Here, in her words, is her journey through the pandemic, so far.


“By August, we had no more admissions for COVID. We had almost a month without any cases. And from September, instead we started to see again some pneumonia, then some patients with COVID, still not serious cases, and we closed the ward for patients with meningitis, tuberculosis, our usual patients….Then as the cases increased and the hospital admissions went up, the pneumonia got more aggressive, forcing them to reopen the intensive ward upstairs. The switch has happened: The virulence is much stronger, and we see it in the patients.”


“I can say on a numeric level, the numbers have soared….Nurses have been recalled from the wards they had gone back to. We are calling them back to help us, because alone we cannot keep up. There are just a few of us, and we cannot keep up with people who are wearing helmets (to assist breathing).”


“I am experiencing this very badly. I didn’t honestly expect to. I cried a lot, four months ago, I cried really a lot. I lost many young people, who I still carry with me. I hadn’t yet overcome these deaths….All of us nurses, we are feeling a psychological damage. I am experiencing this as a second wave, and I think we still have seen nothing.

“There are not the terrible deaths this time. Now, with the treatments, you manage to avoid these intensive therapies. We have found a pseudo-palliative treatment, let’s say. We know how to manage the cases better.

“But I am experiencing it inside exactly like before. For us, it is like reliving a nightmare.”


“I had seven or eight days of vacation and I joined my mother in Riccione (on the Adriatic Sea), and I was an alien. I was seeing everyone without masks, this beach full of people. Crowds in the bars. And the only ones with masks were the Lombards, and the others, all without.

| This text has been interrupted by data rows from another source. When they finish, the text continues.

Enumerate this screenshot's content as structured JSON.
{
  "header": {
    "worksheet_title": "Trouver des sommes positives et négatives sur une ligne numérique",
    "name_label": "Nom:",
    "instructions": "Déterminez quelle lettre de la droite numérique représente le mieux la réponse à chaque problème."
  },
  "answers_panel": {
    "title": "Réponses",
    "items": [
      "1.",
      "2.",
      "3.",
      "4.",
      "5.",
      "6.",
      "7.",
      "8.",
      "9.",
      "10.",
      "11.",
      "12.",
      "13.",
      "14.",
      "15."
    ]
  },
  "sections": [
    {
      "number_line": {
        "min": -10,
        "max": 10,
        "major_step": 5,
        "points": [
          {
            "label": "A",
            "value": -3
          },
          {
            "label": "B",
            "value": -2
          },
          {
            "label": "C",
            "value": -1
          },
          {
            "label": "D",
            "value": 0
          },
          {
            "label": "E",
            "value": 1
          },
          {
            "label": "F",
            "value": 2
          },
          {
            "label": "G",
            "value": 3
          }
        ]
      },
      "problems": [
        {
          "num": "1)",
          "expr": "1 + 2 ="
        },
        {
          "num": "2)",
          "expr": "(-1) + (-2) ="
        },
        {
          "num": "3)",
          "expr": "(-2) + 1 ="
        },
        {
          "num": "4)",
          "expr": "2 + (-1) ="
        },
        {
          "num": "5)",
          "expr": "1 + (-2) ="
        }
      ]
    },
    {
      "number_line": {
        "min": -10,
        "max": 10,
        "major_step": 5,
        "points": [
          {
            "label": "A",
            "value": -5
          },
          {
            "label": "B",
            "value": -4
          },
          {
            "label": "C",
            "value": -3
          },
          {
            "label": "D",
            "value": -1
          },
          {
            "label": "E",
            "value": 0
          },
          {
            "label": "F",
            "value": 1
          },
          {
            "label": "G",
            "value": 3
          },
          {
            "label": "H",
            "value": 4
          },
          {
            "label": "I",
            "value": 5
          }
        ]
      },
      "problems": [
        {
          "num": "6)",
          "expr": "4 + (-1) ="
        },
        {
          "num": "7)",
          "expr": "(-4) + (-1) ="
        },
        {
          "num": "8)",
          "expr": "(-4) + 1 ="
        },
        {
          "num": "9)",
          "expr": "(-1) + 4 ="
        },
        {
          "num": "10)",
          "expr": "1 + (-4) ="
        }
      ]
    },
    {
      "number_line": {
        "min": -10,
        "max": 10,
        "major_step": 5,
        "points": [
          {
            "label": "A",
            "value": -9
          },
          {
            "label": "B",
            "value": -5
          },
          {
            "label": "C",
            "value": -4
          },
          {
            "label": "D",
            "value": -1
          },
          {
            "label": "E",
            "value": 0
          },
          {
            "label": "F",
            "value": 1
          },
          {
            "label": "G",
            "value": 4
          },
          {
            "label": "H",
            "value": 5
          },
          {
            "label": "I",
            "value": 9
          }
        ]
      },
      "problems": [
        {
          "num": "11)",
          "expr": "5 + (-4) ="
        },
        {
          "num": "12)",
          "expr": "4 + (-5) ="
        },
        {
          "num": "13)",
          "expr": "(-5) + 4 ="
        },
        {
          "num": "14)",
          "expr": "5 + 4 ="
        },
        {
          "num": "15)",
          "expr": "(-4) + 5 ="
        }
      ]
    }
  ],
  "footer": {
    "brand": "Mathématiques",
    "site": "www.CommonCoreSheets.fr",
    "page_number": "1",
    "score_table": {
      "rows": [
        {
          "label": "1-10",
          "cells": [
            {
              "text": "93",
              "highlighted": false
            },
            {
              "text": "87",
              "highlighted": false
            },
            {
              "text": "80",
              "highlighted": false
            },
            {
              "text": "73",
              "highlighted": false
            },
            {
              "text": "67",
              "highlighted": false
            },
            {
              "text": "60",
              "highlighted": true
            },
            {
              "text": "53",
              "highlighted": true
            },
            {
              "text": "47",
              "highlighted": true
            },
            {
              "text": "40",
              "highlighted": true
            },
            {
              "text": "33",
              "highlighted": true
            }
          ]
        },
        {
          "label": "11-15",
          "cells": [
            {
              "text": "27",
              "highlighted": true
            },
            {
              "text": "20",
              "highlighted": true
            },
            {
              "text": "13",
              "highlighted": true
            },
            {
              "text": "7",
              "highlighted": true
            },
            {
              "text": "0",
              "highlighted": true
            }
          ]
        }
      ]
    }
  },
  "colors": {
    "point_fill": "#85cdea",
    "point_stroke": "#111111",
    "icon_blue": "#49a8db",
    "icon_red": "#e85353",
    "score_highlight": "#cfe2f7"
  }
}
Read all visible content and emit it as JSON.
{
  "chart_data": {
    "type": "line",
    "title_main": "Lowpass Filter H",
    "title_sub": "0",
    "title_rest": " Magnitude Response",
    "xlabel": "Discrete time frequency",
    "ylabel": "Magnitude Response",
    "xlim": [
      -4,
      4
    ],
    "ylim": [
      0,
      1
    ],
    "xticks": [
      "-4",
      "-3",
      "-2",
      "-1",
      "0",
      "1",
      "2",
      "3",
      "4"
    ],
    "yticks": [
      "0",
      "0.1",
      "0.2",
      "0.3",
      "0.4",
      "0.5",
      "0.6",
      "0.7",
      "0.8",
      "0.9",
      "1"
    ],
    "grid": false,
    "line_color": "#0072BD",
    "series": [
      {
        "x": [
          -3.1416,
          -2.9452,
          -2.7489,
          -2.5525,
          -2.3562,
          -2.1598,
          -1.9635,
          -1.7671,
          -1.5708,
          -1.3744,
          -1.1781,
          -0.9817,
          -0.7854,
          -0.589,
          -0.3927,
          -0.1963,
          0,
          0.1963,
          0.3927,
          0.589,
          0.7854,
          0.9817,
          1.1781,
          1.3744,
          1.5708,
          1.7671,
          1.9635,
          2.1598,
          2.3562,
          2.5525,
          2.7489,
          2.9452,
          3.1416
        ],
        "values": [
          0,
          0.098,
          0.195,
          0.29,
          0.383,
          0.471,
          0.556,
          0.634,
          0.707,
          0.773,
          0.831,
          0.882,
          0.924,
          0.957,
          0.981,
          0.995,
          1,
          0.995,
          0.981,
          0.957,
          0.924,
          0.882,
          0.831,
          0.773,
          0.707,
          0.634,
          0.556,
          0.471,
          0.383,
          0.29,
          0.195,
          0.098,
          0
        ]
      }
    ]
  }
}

“I told them all off. It was as if I was in a frenzy. I would say, ‘Move apart and put on the masks.’ I was extremely worried. I would watch and think about October, and I would say to my mother and daughter, ‘With the free-for-all that is happening, we will be facing disaster.’ Everyone told me I was an alarmist, even friends. I told them: ‘I am not an alarmist. I have worked in the infectious diseases ward for 12 years, and the virus will return. Because all viruses return in October. And this one won’t be missing, for sure.'”


“This young man still pulls at my heart. It is a terrible, terrible story. He was a 42-year-old guy. When he arrived, he was in pretty good shape, then we had to intubate him, with the anesthesiologist. I held his hands, and he said, ‘Cristina, swear to me that I will wake up, because I have two small children.’ And to help him go to sleep calmly, I promised him. It is a promise I could not keep, because after four or five days, the patient died. I was a mess. I am still carrying this.

“Often, when I go into a room, I see the people who were there before. All the beds have faces. They have faces that I remember. Sometimes I have nightmares, I am not ashamed to say. I am having flashbacks that are heavy psychologically…. I still cannot go to sleep in a bed because I associate it with illness, something I never felt in 35 years working as a nurse. Slowly, I will get over it. But I have been sleeping on the sofa since March. I cannot get in a bed.”


“The other day I was destroyed, as if I had spent the whole day doing backbreaking work in the fields. When I couldn’t smell or taste anything, I went and got tested. Damn! I can say I am positive, but I don’t have major symptoms. I don’t have a fever, just some coughing and aches everywhere, like a terrible, terrible flu.